Media sosial kerap disebut sebagai sarang penyakit hati. Cpntoh nyata adalah bagaimana fitnah diumbar pada berbagai isu kenegaraan, khususnya Pilpres 2014 dan Pilkada 2019. Ti, sebetulnya ada pula bahaya lain dari media sosial yang membuat kita (aku, kamu, dia, mereka, kami, kalian) lemah, yaitu iri hati. Lho kok bisa? Sederhananya gini, media sosial sering menyuguhkan berbagai konten yang membuat kita condong kepada suatu hal yang belum/tidak kita punyai.
Yang jomblo, lihat ada kawan mengunggah foto nikahan, lalu dia iri. Yang sudah menikah, lihat kawannya gendong bayi, lalu dia iri. Yang lagi sibuk ngepel lantai di rumah, lihat ada kawan piknik ke Suriname, lalu dia iri. Yang anaknya lagi bandel susah makan, lihat anak artis tampil cantik sambil makan di restoran, lalu dia iri. Lihat ada ada diskonan barang tersier, lalu usap iler pakai tangan kanan. Lihat teman unggah foto rumah yang habis dibayar lunas, lalu usap iler pakai tangan kiri. Padahal, dunia tidak seindah media sosial.
Saya teringat taktik senior saya yang "puasa media sosial". Dia berpuasa karena harus banyak berhemat dalam merintis bisnis. Baginya, segala tayangan di media sosial kurang bernutrisi karena mengajak kita berboros ria untuk sesuatu yang nggak penting-penting amat. Saya sendiri sepakat, walau belum sampai seekstrem "puasa" itu. Yang kerap saya lakukan adalah menghindari tontonan yang menggugah nafsu iri. Saya punya cita-cita berkunjung ke 34 provinsi di Indonesia, dulu sering mantengin blog orang dan unduh video wisata domestik. Tapi dengan beberapa pertimbangan, saya memilih tidak mencicipi "hidangan" yang memicu "kelaparan".

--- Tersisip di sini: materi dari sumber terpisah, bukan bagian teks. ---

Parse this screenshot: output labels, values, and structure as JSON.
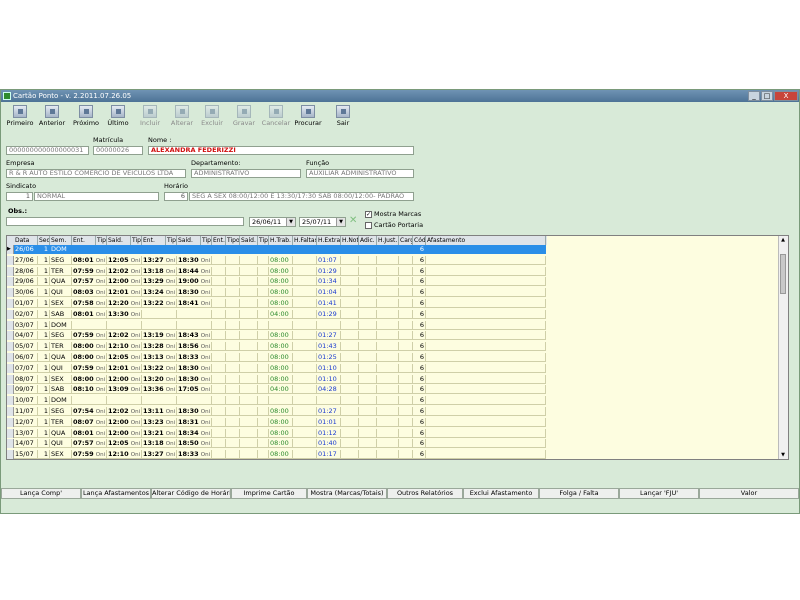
{
  "window": {
    "title": "Cartão Ponto - v. 2.2011.07.26.05",
    "minimize": "_",
    "maximize": "□",
    "close": "X"
  },
  "toolbar": [
    {
      "label": "Primeiro",
      "enabled": true
    },
    {
      "label": "Anterior",
      "enabled": true
    },
    {
      "label": "Próximo",
      "enabled": true
    },
    {
      "label": "Último",
      "enabled": true
    },
    {
      "label": "Incluir",
      "enabled": false
    },
    {
      "label": "Alterar",
      "enabled": false
    },
    {
      "label": "Excluir",
      "enabled": false
    },
    {
      "label": "Gravar",
      "enabled": false
    },
    {
      "label": "Cancelar",
      "enabled": false
    },
    {
      "label": "Procurar",
      "enabled": true
    },
    {
      "label": "Sair",
      "enabled": true
    }
  ],
  "form": {
    "matricula_label": "Matrícula",
    "nome_label": "Nome :",
    "code": "000000000000000031",
    "matricula": "00000026",
    "nome": "ALEXANDRA FEDERIZZI",
    "empresa_label": "Empresa",
    "empresa": "R & R AUTO ESTILO COMÉRCIO DE VEÍCULOS LTDA",
    "departamento_label": "Departamento:",
    "departamento": "ADMINISTRATIVO",
    "funcao_label": "Função",
    "funcao": "AUXILIAR ADMINISTRATIVO",
    "sindicato_label": "Sindicato",
    "sindicato_num": "1",
    "sindicato": "NORMAL",
    "horario_label": "Horário",
    "horario_num": "6",
    "horario": "SEG A SEX 08:00/12:00 E 13:30/17:30 SAB 08:00/12:00- PADRAO",
    "obs_label": "Obs.:",
    "date_from": "26/06/11",
    "date_to": "25/07/11",
    "mostra_marcas": "Mostra Marcas",
    "cartao_portaria": "Cartão Portaria"
  },
  "grid": {
    "headers": [
      "Data",
      "Seq.",
      "Sem.",
      "Ent.",
      "Tipo",
      "Saíd.",
      "Tipo",
      "Ent.",
      "Tipo",
      "Saíd.",
      "Tipo",
      "Ent.",
      "Tipo",
      "Saíd.",
      "Tipo",
      "H.Trab.",
      "H.Faltas",
      "H.Extras",
      "H.Not.",
      "Adic.",
      "H.Just.",
      "Carga",
      "Cód.",
      "Afastamento"
    ],
    "on_label": "Oni",
    "rows": [
      {
        "data": "26/06",
        "seq": "1",
        "sem": "DOM",
        "e1": "",
        "s1": "",
        "e2": "",
        "s2": "",
        "trab": "",
        "extra": "",
        "cod": "6",
        "selected": true
      },
      {
        "data": "27/06",
        "seq": "1",
        "sem": "SEG",
        "e1": "08:01",
        "s1": "12:05",
        "e2": "13:27",
        "s2": "18:30",
        "trab": "08:00",
        "extra": "01:07",
        "cod": "6"
      },
      {
        "data": "28/06",
        "seq": "1",
        "sem": "TER",
        "e1": "07:59",
        "s1": "12:02",
        "e2": "13:18",
        "s2": "18:44",
        "trab": "08:00",
        "extra": "01:29",
        "cod": "6"
      },
      {
        "data": "29/06",
        "seq": "1",
        "sem": "QUA",
        "e1": "07:57",
        "s1": "12:00",
        "e2": "13:29",
        "s2": "19:00",
        "trab": "08:00",
        "extra": "01:34",
        "cod": "6"
      },
      {
        "data": "30/06",
        "seq": "1",
        "sem": "QUI",
        "e1": "08:03",
        "s1": "12:01",
        "e2": "13:24",
        "s2": "18:30",
        "trab": "08:00",
        "extra": "01:04",
        "cod": "6"
      },
      {
        "data": "01/07",
        "seq": "1",
        "sem": "SEX",
        "e1": "07:58",
        "s1": "12:20",
        "e2": "13:22",
        "s2": "18:41",
        "trab": "08:00",
        "extra": "01:41",
        "cod": "6"
      },
      {
        "data": "02/07",
        "seq": "1",
        "sem": "SAB",
        "e1": "08:01",
        "s1": "13:30",
        "e2": "",
        "s2": "",
        "trab": "04:00",
        "extra": "01:29",
        "cod": "6"
      },
      {
        "data": "03/07",
        "seq": "1",
        "sem": "DOM",
        "e1": "",
        "s1": "",
        "e2": "",
        "s2": "",
        "trab": "",
        "extra": "",
        "cod": "6"
      },
      {
        "data": "04/07",
        "seq": "1",
        "sem": "SEG",
        "e1": "07:59",
        "s1": "12:02",
        "e2": "13:19",
        "s2": "18:43",
        "trab": "08:00",
        "extra": "01:27",
        "cod": "6"
      },
      {
        "data": "05/07",
        "seq": "1",
        "sem": "TER",
        "e1": "08:00",
        "s1": "12:10",
        "e2": "13:28",
        "s2": "18:56",
        "trab": "08:00",
        "extra": "01:43",
        "cod": "6"
      },
      {
        "data": "06/07",
        "seq": "1",
        "sem": "QUA",
        "e1": "08:00",
        "s1": "12:05",
        "e2": "13:13",
        "s2": "18:33",
        "trab": "08:00",
        "extra": "01:25",
        "cod": "6"
      },
      {
        "data": "07/07",
        "seq": "1",
        "sem": "QUI",
        "e1": "07:59",
        "s1": "12:01",
        "e2": "13:22",
        "s2": "18:30",
        "trab": "08:00",
        "extra": "01:10",
        "cod": "6"
      },
      {
        "data": "08/07",
        "seq": "1",
        "sem": "SEX",
        "e1": "08:00",
        "s1": "12:00",
        "e2": "13:20",
        "s2": "18:30",
        "trab": "08:00",
        "extra": "01:10",
        "cod": "6"
      },
      {
        "data": "09/07",
        "seq": "1",
        "sem": "SAB",
        "e1": "08:10",
        "s1": "13:09",
        "e2": "13:36",
        "s2": "17:05",
        "trab": "04:00",
        "extra": "04:28",
        "cod": "6"
      },
      {
        "data": "10/07",
        "seq": "1",
        "sem": "DOM",
        "e1": "",
        "s1": "",
        "e2": "",
        "s2": "",
        "trab": "",
        "extra": "",
        "cod": "6"
      },
      {
        "data": "11/07",
        "seq": "1",
        "sem": "SEG",
        "e1": "07:54",
        "s1": "12:02",
        "e2": "13:11",
        "s2": "18:30",
        "trab": "08:00",
        "extra": "01:27",
        "cod": "6"
      },
      {
        "data": "12/07",
        "seq": "1",
        "sem": "TER",
        "e1": "08:07",
        "s1": "12:00",
        "e2": "13:23",
        "s2": "18:31",
        "trab": "08:00",
        "extra": "01:01",
        "cod": "6"
      },
      {
        "data": "13/07",
        "seq": "1",
        "sem": "QUA",
        "e1": "08:01",
        "s1": "12:00",
        "e2": "13:21",
        "s2": "18:34",
        "trab": "08:00",
        "extra": "01:12",
        "cod": "6"
      },
      {
        "data": "14/07",
        "seq": "1",
        "sem": "QUI",
        "e1": "07:57",
        "s1": "12:05",
        "e2": "13:18",
        "s2": "18:50",
        "trab": "08:00",
        "extra": "01:40",
        "cod": "6"
      },
      {
        "data": "15/07",
        "seq": "1",
        "sem": "SEX",
        "e1": "07:59",
        "s1": "12:10",
        "e2": "13:27",
        "s2": "18:33",
        "trab": "08:00",
        "extra": "01:17",
        "cod": "6"
      }
    ]
  },
  "bottom_buttons": [
    "Lança Comp'",
    "Lança Afastamentos",
    "Alterar Código de Horário",
    "Imprime Cartão",
    "Mostra (Marcas/Totais)",
    "Outros Relatórios",
    "Exclui Afastamento",
    "Folga / Falta",
    "Lançar 'FJU'",
    "Valor"
  ]
}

"Kelaparan"? Hmm... Ada jenis lapar untuk urusan yang tidak perlu. Untuk beberapa hal, saya malah punya mantra ampuh, "ini bukan kelasnya saya". Misalnya ketika ada foto orang belanja busana baru, orang nginap di hotel ternama, atau makan di restoran terkemuka. Yang semacam itu saya "kuat" menahan diri.
Terus saya khawatir, paradigma kita menjadi terlalu menggampangkan diri mengejar sesuatu di media sosial. Padahal, hidup itu jauh lebih keras dibandingkan apa yang muncul di linimasa media sosial. Pun tidak semua yang ditemui di media sosial harus diikuti.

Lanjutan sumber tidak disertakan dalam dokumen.